Rumpus: Would you use that time to paint more?
Watson: I do like painting! I’m not very good at it but I do like to make little watercolors with paint and gouache. If I can’t write, it makes me feel like I’m not a scumbag, to do something else creative. Like, when I can’t write I can paint, even if it’s terrible. I should show you my current horrible paintings that I started. I’ll go grab them, because it’s hilarious. [Retrieves paintings]
Sometimes I’ll have an idea where you have what you want to create but what comes out is so often not at all what you’d hoped for. You can’t translate it onto an image or a poem or what have you. This [gestures to painting] I was trying to paint Alex and Theo outside smoking cigarettes…
But yeah, I love painting and I wish I were a painter. I want to be taught how to paint because the reason my paintings are so goofy is because I’ve never really taken an oil painting class as an adult or even a watercolor class. I mean, I know there’s ways that you can layer watercolors and I don’t know what they are or, like, you’re supposed to use different brushes for different things. I’d like to marry a painter, I think, that’s another thing. I really romanticize the idea of the painter. They’re so patient. I’m not! It’s funny that I do watercolors. I think it takes a certain amount of discipline and sensitivity. I think of the painter as a lone wolf, just alone in their studio making these things with their thoughts and their feelings all alone and I think it’s so hot.
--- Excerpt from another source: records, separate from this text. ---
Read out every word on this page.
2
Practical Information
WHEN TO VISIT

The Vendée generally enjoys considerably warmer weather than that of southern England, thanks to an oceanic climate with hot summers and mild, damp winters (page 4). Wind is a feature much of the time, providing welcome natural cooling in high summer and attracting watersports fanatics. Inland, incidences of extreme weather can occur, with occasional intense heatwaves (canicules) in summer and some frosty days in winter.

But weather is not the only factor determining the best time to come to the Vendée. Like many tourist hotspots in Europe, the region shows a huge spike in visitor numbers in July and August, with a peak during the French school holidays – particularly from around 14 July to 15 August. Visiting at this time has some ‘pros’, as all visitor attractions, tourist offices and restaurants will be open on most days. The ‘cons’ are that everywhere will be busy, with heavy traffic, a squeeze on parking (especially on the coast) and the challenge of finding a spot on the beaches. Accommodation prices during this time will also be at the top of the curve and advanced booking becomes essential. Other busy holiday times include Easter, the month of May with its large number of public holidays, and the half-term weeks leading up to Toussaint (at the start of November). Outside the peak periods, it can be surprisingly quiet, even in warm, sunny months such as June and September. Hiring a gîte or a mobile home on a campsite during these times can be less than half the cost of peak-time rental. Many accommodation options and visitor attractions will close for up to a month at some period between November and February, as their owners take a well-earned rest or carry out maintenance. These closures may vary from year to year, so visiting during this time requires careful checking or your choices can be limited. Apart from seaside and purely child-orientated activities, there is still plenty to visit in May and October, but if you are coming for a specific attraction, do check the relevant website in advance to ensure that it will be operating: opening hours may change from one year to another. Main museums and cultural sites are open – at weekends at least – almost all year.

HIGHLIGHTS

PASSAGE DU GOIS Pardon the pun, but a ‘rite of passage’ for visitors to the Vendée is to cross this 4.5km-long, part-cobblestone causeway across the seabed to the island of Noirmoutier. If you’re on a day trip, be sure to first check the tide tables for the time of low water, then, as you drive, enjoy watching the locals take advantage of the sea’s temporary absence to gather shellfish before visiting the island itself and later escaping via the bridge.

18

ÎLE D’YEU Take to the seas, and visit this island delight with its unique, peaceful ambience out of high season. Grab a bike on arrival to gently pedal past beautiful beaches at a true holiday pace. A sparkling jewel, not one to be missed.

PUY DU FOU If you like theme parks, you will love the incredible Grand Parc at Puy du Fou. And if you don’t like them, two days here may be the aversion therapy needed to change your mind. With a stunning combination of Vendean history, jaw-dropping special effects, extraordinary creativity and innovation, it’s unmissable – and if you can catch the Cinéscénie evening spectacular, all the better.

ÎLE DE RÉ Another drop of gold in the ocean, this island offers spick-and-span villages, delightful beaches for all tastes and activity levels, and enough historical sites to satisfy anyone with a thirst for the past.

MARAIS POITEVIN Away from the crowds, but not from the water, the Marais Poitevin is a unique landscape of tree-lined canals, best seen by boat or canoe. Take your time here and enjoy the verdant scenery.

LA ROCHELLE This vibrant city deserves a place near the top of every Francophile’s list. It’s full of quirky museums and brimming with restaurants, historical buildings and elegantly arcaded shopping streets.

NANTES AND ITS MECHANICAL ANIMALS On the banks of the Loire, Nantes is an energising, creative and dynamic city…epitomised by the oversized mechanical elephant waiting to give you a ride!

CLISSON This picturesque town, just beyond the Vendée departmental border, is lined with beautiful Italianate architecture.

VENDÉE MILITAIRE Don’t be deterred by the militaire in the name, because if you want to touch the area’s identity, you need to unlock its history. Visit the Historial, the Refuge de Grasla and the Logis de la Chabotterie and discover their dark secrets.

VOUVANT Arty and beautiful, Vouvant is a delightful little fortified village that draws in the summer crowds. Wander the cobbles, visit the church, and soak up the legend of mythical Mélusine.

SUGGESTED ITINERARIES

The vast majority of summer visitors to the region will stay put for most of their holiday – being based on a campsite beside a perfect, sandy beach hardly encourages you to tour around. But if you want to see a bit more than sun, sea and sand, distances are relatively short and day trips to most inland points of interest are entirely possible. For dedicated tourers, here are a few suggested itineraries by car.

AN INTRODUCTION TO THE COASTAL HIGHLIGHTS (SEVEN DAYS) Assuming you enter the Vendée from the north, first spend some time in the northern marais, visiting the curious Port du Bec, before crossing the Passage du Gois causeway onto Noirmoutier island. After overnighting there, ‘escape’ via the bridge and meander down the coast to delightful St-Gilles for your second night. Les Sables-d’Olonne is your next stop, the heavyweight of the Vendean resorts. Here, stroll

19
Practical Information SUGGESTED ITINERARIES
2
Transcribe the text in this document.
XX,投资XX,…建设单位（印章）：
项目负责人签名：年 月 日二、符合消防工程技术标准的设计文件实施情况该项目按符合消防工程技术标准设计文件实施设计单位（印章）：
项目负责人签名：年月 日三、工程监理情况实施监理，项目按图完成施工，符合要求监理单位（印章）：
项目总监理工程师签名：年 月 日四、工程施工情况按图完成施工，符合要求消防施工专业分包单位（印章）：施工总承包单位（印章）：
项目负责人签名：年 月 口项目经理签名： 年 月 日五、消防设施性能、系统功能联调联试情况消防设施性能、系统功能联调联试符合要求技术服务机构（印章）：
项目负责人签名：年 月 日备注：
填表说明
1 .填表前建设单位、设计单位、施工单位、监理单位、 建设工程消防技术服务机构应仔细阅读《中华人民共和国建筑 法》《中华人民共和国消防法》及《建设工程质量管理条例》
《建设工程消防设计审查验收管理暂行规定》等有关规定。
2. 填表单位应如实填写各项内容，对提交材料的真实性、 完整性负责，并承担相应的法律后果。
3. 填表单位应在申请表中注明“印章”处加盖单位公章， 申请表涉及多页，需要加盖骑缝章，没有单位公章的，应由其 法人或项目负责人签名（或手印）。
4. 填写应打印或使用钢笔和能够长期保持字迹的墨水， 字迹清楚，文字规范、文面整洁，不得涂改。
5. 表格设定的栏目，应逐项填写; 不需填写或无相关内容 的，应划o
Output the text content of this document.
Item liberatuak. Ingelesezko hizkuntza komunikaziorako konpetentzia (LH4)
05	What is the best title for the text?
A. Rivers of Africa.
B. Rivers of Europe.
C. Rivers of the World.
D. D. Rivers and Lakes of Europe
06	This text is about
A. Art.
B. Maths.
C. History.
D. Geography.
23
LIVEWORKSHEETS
Rumpus: And what do you think of the poet, conceptually?
Watson: Oh god, the poet sucks! I love my friends, but I would say that most of us are scumbags, me and my poetry friends, one way or another. I’m probably the worst of them. But I just feel like being a poet or my conceptualization of a poet is just someone who’s kind of sloppy and impulsive. Probably drinks and does drugs and is kind of, I don’t know, self-pitying and has self-perpetuating cycles of emotional mistakes and then sitting around and wallowing in it and writing about it and feeling like a victim. I think of the poet as kind of pathetic, but there’s something to that. I mean, I’m always attracted to the underdog types of people. I like tragic characters.